Well, what would go in the parentheses at the right would be the sum of the proton and pion momenta after the interaction. But it sounds like these are not constrained, if I understand the problem correctly. The problem is asking you to minimize pgamma, and the final momenta of the proton and pion are the free parameters that you can adjust to achieve that minimum. So . . . what values for the final momenta allow you to minimize pgamma?

SU3SU2U1
Posts: 396
Joined: Sun Nov 25, 2007 4:15 am UTC

### Re: Energy-momentum invariant problem

So to start, your equation for s squared is incorrect, you've neglected that the photon carries energy.
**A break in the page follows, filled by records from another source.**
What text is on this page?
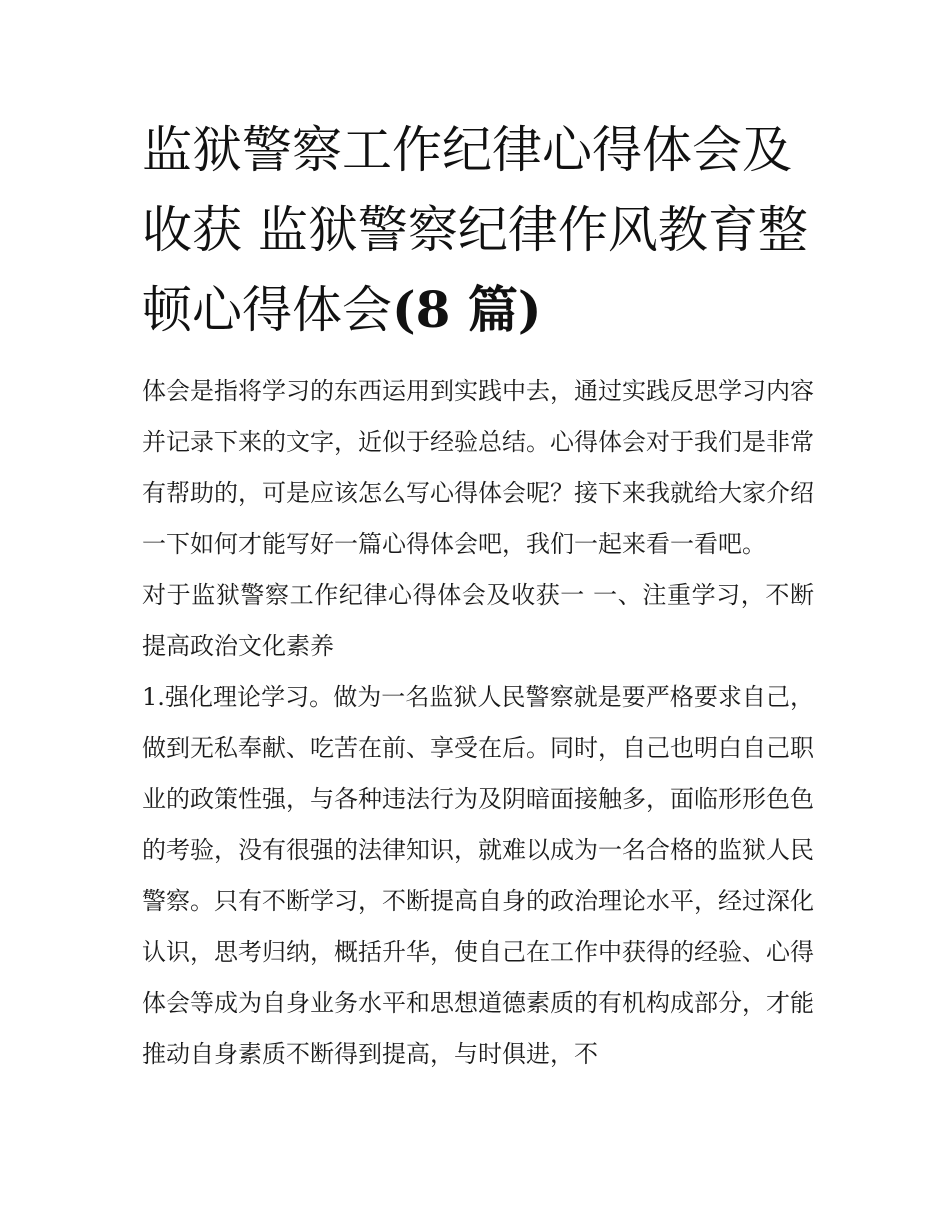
监狱警察工作纪律心得体会及收获 监狱警察纪律作风教育整顿心得体会(8 篇)

体会是指将学习的东西运用到实践中去，通过实践反思学习内容并记录下来的文字，近似于经验总结。心得体会对于我们是非常有帮助的，可是应该怎么写心得体会呢？接下来我就给大家介绍一下如何才能写好一篇心得体会吧，我们一起来看一看吧。

对于监狱警察工作纪律心得体会及收获一 一、注重学习，不断提高政治文化素养

1.强化理论学习。做为一名监狱人民警察就是要严格要求自己，做到无私奉献、吃苦在前、享受在后。同时，自己也明白自己职业的政策性强，与各种违法行为及阴暗面接触多，面临形形色色的考验，没有很强的法律知识，就难以成为一名合格的监狱人民警察。只有不断学习，不断提高自身的政治理论水平，经过深化认识，思考归纳，概括升华，使自己在工作中获得的经验、心得体会等成为自身业务水平和思想道德素质的有机构成部分，才能推动自身素质不断得到提高，与时俱进，不
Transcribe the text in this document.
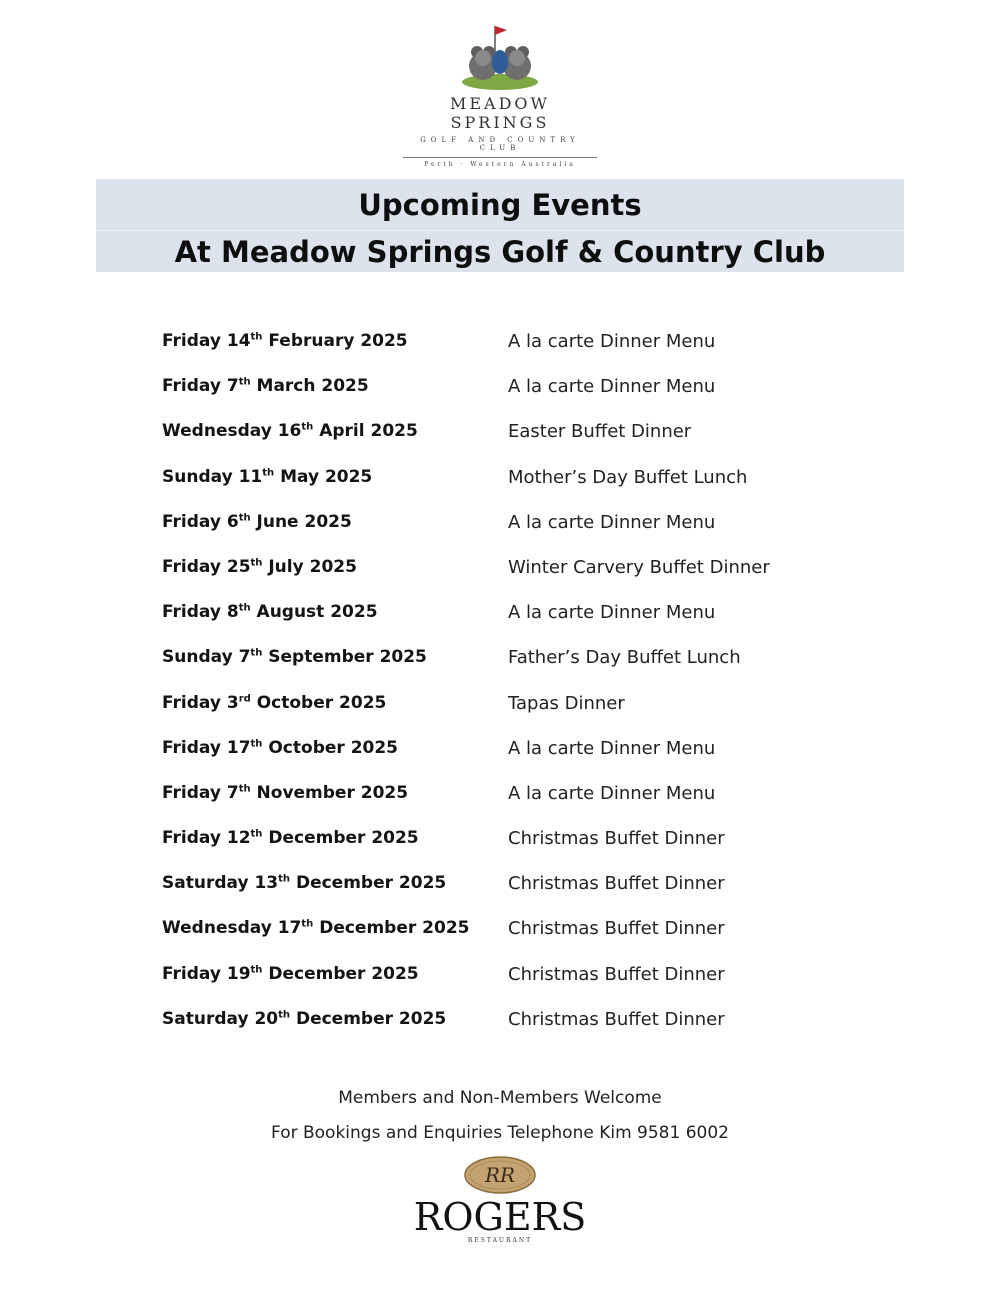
MEADOW SPRINGS
GOLF AND COUNTRY CLUB
Perth · Western Australia
Upcoming Events
At Meadow Springs Golf & Country Club
Friday 14th February 2025	A la carte Dinner Menu
Friday 7th March 2025	A la carte Dinner Menu
Wednesday 16th April 2025	Easter Buffet Dinner
Sunday 11th May 2025	Mother’s Day Buffet Lunch
Friday 6th June 2025	A la carte Dinner Menu
Friday 25th July 2025	Winter Carvery Buffet Dinner
Friday 8th August 2025	A la carte Dinner Menu
Sunday 7th September 2025	Father’s Day Buffet Lunch
Friday 3rd October 2025	Tapas Dinner
Friday 17th October 2025	A la carte Dinner Menu
Friday 7th November 2025	A la carte Dinner Menu
Friday 12th December 2025	Christmas Buffet Dinner
Saturday 13th December 2025	Christmas Buffet Dinner
Wednesday 17th December 2025 Christmas Buffet Dinner
Friday 19th December 2025	Christmas Buffet Dinner
Saturday 20th December 2025	Christmas Buffet Dinner
Members and Non-Members Welcome
For Bookings and Enquiries Telephone Kim 9581 6002
RR
ROGERS
RESTAURANT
Consider (using [imath]p[/imath] for four momenta),

$s = p_\gamma+p_p \rightarrow s^2 = \left(p_\gamma+p_p\right)^2 = p_p^2 + 2p_\gamma \cdot p_p +p_\gamma^2 = m_p^2 +2E_\gamma m_p$

In the last step, we used the masslessness of photons, and the fact that the proton is stationary. I used units where [imath]c=1[/imath]. Now, the right side we can write as

$s^2 = \left(p_p+p_\pi\right)^2 = m_p^2 + m_\pi^2 + 2p_\pi\cdot p_p$

Now, on the right hand side, can we make any approximations for [imath]p_\pi\cdot p_p[/imath]? If we are minimizing the photon momentum, how should the 3-momenta of the final pion and proton compare to their energy?

mfb
Posts: 950
Joined: Thu Jan 08, 2009 7:48 pm UTC

### Re: Energy-momentum invariant problem

Again, it is easier to look at it in the CMS (center-of-mass system) after the collision: What is the minimal energy there to have a proton and a pion? What is their momentum in that system - with minimal energy?
The CMS energy (squared) s^2 is the same in all systems, and you already have a relation between the photon energy and the CMS energy.

agelessdrifter
Posts: 225
Joined: Mon Oct 05, 2009 8:10 pm UTC

### Re: Energy-momentum invariant problem

Oh, that seems like it should have been really obvious now that you mention it. Thanks, everyone.